From a psychological perspective, joy nourishes what researchers call “relational resilience”—the capacity to recover and thrive through connection with others (Masten & Powell, 2003). But this is not an individual journey; joy rooted in isolation can feel hollow. Instead, we find fullness when joy blooms in community, in mutual aid networks, in shared rituals, and collective care practices that stretch back through generations. It is the laughter echoing in kitchens where neighbors cook together, the shared stories circling around bonfires, the hands joined in protest and celebration alike.


When we nurture joy together, we challenge systems designed to divide us. Capitalism, white supremacy, and patriarchy profit from our despair and isolation. By choosing joy—by dancing, singing, creating, and celebrating—we reclaim our bodies and spirits from those forces that seek to commodify and suppress them. Joy becomes a refusal, a way of saying, “We are here, whole and unbroken.” It’s no accident that many liberation movements have centered joy as both a balm and a banner, recognizing that survival alone is not enough; we must also thrive.


Cultivating joy in challenging times means tending to the roots of well-being within collective spaces. It is found in the rituals of care we build with chosen families, the art we create to express our full humanity, the community gardens that feed both body and soul. These micro-movements of joy—small celebrations, mutual care exchanges, moments of shared gratitude—are seeds that can blossom into powerful forces for change.

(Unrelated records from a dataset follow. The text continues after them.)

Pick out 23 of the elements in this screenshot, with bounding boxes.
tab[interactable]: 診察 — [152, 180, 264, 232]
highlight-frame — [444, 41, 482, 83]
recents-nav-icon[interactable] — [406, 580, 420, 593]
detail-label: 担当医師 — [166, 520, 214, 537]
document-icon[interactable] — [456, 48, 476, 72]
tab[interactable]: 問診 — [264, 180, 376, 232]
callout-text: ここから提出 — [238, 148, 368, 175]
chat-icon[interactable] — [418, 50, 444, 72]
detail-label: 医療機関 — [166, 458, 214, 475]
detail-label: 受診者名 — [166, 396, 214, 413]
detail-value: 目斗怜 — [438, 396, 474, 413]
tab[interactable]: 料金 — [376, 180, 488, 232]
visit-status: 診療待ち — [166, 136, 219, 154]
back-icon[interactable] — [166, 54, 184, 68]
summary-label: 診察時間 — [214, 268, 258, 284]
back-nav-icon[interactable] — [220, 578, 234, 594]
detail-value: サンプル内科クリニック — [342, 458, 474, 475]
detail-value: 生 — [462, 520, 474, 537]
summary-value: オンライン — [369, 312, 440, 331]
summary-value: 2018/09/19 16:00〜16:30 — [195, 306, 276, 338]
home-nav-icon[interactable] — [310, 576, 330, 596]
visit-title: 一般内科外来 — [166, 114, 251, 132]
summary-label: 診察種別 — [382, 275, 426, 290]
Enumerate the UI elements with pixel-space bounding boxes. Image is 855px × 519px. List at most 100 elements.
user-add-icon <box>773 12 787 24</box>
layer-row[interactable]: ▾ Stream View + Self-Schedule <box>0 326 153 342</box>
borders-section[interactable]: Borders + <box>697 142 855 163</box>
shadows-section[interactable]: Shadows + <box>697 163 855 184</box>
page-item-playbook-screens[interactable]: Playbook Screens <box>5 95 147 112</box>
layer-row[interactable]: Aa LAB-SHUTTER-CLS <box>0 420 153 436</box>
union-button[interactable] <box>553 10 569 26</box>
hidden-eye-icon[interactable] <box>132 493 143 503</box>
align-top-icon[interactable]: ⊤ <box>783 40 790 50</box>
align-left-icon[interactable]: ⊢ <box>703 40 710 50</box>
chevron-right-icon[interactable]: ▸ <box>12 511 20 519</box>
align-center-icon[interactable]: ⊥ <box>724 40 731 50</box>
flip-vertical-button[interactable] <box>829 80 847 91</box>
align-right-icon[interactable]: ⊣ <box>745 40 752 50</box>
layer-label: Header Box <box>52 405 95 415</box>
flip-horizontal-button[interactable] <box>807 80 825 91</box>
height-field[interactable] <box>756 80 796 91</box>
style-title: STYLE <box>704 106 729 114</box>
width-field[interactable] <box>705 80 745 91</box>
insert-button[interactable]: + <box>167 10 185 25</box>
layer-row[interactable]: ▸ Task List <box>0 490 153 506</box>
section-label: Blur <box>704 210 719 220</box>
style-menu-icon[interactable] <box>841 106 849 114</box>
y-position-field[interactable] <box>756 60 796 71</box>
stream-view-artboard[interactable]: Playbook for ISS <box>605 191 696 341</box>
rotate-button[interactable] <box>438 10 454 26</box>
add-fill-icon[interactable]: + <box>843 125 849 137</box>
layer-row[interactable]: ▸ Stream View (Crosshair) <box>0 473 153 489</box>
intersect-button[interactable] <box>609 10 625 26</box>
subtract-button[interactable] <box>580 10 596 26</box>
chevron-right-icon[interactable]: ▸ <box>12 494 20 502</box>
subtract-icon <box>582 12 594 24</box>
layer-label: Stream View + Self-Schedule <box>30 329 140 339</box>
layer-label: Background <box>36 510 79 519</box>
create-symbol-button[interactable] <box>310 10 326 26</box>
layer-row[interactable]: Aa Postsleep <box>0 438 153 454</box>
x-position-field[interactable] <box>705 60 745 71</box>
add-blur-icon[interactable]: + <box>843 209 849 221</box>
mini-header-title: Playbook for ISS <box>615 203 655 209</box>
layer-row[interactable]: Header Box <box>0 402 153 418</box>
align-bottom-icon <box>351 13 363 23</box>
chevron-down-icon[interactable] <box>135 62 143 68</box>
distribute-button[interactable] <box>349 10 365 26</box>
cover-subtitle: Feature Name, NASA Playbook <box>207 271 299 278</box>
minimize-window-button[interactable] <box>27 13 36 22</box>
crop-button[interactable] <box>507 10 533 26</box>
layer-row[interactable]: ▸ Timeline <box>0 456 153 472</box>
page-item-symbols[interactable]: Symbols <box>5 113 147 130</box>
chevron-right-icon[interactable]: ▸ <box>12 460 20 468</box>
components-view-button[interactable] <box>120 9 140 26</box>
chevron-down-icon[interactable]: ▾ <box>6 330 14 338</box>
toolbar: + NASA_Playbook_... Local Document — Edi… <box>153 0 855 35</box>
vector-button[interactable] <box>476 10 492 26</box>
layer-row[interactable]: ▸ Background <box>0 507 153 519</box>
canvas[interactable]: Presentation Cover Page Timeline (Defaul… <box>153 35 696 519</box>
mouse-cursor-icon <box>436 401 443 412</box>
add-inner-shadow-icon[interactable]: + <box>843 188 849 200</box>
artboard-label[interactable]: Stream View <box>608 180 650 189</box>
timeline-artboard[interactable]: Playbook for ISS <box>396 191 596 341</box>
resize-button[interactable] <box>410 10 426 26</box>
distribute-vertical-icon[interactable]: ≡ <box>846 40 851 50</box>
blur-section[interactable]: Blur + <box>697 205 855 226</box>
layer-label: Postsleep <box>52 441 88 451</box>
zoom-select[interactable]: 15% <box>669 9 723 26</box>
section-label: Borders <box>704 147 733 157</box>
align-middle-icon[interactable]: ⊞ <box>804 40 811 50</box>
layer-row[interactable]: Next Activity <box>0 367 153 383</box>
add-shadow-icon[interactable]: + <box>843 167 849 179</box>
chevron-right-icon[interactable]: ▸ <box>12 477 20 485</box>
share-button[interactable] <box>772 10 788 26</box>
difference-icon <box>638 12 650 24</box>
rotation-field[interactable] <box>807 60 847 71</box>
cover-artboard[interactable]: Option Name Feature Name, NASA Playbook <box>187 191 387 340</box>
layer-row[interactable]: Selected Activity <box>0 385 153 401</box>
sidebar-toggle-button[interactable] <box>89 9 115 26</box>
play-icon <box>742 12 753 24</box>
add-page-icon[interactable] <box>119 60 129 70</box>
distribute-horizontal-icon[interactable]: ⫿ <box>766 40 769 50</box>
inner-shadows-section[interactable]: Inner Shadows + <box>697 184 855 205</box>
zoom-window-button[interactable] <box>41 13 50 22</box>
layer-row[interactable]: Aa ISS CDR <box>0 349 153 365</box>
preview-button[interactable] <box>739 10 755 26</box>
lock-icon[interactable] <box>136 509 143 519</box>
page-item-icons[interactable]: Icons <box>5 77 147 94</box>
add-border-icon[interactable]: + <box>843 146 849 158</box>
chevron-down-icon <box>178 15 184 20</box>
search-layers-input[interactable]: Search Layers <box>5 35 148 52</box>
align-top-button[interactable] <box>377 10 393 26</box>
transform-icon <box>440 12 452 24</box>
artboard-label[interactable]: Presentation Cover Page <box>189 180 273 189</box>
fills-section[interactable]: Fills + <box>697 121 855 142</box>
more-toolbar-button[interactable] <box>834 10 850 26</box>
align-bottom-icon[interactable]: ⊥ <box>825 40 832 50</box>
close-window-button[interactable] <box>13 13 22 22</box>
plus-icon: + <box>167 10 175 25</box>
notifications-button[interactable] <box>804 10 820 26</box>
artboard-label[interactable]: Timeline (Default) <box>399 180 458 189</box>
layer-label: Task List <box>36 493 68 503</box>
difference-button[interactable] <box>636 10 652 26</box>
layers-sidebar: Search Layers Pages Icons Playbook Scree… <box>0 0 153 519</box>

As we tend to our own joy, we also nourish the collective soil from which justice grows. Joy fuels hope, creativity, and courage, sustaining us through long struggles and inspiring new visions of what is possible. In this way, joy is never separate from resistance—it is resistance.


So, lean into joy as your anchor and your armor. Share it generously, create spaces for it, and let it ripple through your communities. Because as Leah Lakshmi Piepzna-Samarasinha reminds us, “In joy, we find the strength to dream, to fight, to heal, and to build anew.” In the face of everything, may your joy be fierce, contagious, and unapologetically alive.


References:

  • Masten, A. S., & Powell, J. L. (2003). A resilience framework for research, policy, and practice. Resilience and vulnerability: Adaptation in the context of childhood adversities, 1-25.

  • Piepzna-Samarasinha, L. L. (2018). Care Work: Dreaming Disability Justice. Arsenal Pulp Press.

  • hooks, b. (2000). All About Love: New Visions. Harper Perennial.